Tempo de viver
Como bastonário da Ordem dos Médicos, estou do lado da vida. Defendo-a todos os dias, no exercício das minhas funções.
Um consenso inquestionável: todos queremos o melhor para os doentes, independentemente da forma como se encara a eutanásia, quer se seja a favor ou contra. Este é o assunto do momento. Fala-se de morrer, de ajudar a morrer, de morrer com dignidade, de boa morte. Eutanásia é sinónimo de morte, não há volta a dar. Será já tempo de decidir? Ainda há muito por falar, esclarecer, debater, informar...
Como bastonário da Ordem dos Médicos, estou do lado da vida. Defendo-a todos os dias, no exercício das minhas funções, na aplicação do código deontológico, mas também, como médico, na rotina dos cuidados de saúde que presto aos doentes. Assim se regula a Medicina, prática de defesa da vida – e da qualidade de vida – de todas as pessoas.
Fala-se muito de morrer com dignidade. Mas há conceitos distintos – ‘ajudar a morrer’ ou ‘matar a pedido’ – para uma mesma ideia, um mesmo facto... irrefutável: a morte. Cada uma destas expressões encerra em si própria uma tendência, uma opinião perante o que agora vai a votação, já esta terça-feira, 29 de maio, na Assembleia da República – a despenalização da eutanásia, ou melhor dizendo, a legalização da eutanásia.
Eutanásia é o tema, o assunto em debate. ‘Ajudar a morrer’ – dirão os que defendem que uma morte (dita) digna pode ser suscetível de atenuante e de cumplicidade de outro alguém que auxilie o (alegadamente) incapacitado doente, (capaz) na escolha do seu próprio destino. ‘Matar a pedido’ – dirão muitos outros que colam até o doente ao papel de ‘vítima’ da sua própria decisão.

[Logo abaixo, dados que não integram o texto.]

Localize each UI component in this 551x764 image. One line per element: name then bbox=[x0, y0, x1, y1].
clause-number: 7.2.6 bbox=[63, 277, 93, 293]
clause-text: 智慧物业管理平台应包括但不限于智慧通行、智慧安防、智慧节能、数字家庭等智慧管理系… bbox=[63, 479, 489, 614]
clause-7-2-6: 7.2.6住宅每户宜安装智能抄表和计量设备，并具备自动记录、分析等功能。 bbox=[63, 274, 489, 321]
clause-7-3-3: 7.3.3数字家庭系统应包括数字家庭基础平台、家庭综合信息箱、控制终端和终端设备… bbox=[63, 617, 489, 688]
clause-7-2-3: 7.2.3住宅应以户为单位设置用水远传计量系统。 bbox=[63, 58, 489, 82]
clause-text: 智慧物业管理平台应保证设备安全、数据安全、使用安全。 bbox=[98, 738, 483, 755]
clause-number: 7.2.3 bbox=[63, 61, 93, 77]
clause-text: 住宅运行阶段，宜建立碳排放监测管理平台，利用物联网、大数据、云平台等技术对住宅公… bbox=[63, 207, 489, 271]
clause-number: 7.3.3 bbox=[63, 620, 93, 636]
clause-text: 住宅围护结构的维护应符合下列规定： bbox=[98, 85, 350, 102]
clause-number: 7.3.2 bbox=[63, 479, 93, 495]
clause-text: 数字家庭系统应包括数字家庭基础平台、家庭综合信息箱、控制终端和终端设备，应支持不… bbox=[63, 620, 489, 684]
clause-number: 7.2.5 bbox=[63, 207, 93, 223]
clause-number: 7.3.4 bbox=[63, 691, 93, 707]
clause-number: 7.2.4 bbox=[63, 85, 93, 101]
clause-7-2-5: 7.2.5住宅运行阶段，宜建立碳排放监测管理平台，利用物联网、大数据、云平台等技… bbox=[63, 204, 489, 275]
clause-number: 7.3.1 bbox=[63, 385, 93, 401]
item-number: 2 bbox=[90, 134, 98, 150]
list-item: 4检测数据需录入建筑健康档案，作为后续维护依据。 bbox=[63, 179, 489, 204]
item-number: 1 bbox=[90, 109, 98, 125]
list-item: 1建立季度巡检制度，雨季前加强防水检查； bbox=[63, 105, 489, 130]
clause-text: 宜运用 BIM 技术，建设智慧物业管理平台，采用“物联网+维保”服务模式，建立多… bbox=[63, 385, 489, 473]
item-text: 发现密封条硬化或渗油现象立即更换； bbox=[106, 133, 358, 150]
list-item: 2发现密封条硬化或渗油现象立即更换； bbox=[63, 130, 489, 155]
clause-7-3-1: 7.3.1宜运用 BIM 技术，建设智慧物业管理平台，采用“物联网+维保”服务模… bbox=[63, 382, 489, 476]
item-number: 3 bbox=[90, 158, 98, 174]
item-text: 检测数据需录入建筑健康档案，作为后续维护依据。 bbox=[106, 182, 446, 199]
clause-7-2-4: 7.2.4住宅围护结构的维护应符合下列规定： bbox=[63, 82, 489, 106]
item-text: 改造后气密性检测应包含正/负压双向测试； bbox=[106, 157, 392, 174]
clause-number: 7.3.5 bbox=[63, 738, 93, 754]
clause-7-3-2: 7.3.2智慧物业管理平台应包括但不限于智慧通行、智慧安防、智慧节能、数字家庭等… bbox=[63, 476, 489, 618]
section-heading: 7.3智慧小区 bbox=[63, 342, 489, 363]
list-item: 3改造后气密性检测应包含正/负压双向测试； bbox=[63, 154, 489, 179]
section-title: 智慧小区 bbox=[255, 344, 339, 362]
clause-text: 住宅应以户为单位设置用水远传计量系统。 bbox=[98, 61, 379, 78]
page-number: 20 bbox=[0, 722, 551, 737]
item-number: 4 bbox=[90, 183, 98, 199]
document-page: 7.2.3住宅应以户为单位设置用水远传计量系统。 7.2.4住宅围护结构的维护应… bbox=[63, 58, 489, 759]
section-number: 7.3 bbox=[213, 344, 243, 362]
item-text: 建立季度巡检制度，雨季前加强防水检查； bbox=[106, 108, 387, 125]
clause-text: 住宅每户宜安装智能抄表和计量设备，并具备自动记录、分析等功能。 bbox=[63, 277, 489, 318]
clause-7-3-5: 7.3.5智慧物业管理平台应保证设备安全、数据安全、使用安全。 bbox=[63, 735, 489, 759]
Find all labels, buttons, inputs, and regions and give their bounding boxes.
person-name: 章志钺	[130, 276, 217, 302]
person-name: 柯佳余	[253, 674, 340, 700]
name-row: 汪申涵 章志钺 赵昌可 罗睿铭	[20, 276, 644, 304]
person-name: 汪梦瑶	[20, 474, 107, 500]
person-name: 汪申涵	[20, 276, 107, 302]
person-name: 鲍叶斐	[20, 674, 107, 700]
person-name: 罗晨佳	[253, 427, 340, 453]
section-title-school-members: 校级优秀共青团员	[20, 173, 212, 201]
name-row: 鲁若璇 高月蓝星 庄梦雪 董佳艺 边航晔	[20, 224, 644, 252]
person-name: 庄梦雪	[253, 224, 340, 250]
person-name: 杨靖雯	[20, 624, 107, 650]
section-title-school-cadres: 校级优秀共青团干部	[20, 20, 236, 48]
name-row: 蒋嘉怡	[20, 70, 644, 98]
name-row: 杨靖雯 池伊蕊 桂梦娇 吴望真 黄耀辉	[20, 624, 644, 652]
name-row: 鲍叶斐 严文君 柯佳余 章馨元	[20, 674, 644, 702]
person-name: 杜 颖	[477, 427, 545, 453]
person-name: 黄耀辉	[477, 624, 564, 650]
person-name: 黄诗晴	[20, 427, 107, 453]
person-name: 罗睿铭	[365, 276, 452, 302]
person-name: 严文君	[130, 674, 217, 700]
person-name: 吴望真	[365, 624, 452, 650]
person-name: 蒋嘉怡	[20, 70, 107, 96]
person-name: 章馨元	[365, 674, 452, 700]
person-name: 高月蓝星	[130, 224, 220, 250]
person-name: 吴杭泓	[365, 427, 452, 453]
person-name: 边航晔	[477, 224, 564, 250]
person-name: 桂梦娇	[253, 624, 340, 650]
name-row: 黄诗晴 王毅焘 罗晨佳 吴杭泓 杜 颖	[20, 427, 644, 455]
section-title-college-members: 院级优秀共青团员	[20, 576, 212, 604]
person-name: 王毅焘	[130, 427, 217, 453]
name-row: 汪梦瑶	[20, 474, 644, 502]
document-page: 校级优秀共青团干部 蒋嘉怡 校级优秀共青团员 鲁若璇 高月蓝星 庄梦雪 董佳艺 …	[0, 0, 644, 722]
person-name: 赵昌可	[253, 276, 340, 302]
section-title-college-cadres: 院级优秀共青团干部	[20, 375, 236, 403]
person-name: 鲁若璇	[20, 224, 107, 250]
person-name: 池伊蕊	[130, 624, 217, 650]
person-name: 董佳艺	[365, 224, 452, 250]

Há muito em jogo. Tudo, aliás: a vida. Por isso, será já tempo desta votação na Assembleia da República? Na vida, há ainda muito por fazer. E muitas ferramentas ao dispor dos cidadãos que precisam ser mais divulgadas, mais disponibilizadas a quem quer viver. Melhor. Na vida, há as diretivas antecipadas de vontade (testamento vital), o consentimento informado do doente, os cuidados paliativos. Na vida, há a família, os amigos, os profissionais de saúde. Na vida, há que lutar contra o abandono e desamparo dos mais idosos e dos doentes em fim de vida; há que dar informação, aconchego, afeto; há que cuidar. Há formas de dar dignidade ao fim de vida sem desistir, sem evocar uma decisão radical, definitiva, fatal.
É tempo de falar – e atuar – para colocar ao dispor de todos a informação essencial sobre decisões sobre o fim da vida. Antes da derradeira e fatalista sentença, há um percurso a fazer e todos temos o dever – e o direito – de o conhecer na plenitude. E todos temos o direito a cuidados de saúde de qualidade que nos permitam avaliar, enquanto doentes, as opções para ter mais vida com a máxima qualidade possível.
Não se confunda este prolongamento com distanásia – obstinação terapêutica ou o adiamento forçado, por meios artificiais, da morte de um doente. Pense-se antes, sim, na evolução da Medicina, nos novos medicamentos capazes de atenuar sintomas e efeitos negativos da doença, no indispensável melhoramento da rede de cuidados de saúde e de apoio social. Caminhos que tornam o caminho do fim da vida mais condigno com a vida e não com o escape da morte.
Muito há ainda para fazer na área dos cuidados paliativos e do apoio aos doentes (família, cuidador informal, amigos...) antes de se falar de ‘boa morte’. Para uma decisão como a eutanásia, equivalente a um ponto final na vida – seja ela encarada como ‘ajuda à morte’ ou ‘morte a pedido’ –, ninguém deve sequer ponderar antes de conhecer todas as opções dignas para continuar.
Todos queremos viver. E viver bem. O sistema de saúde precisa de melhorar muito antes de se permitir considerar a decisão da morte. A vida deve ser preservada, nas melhores condições, com a maior dignidade. Até ao fim.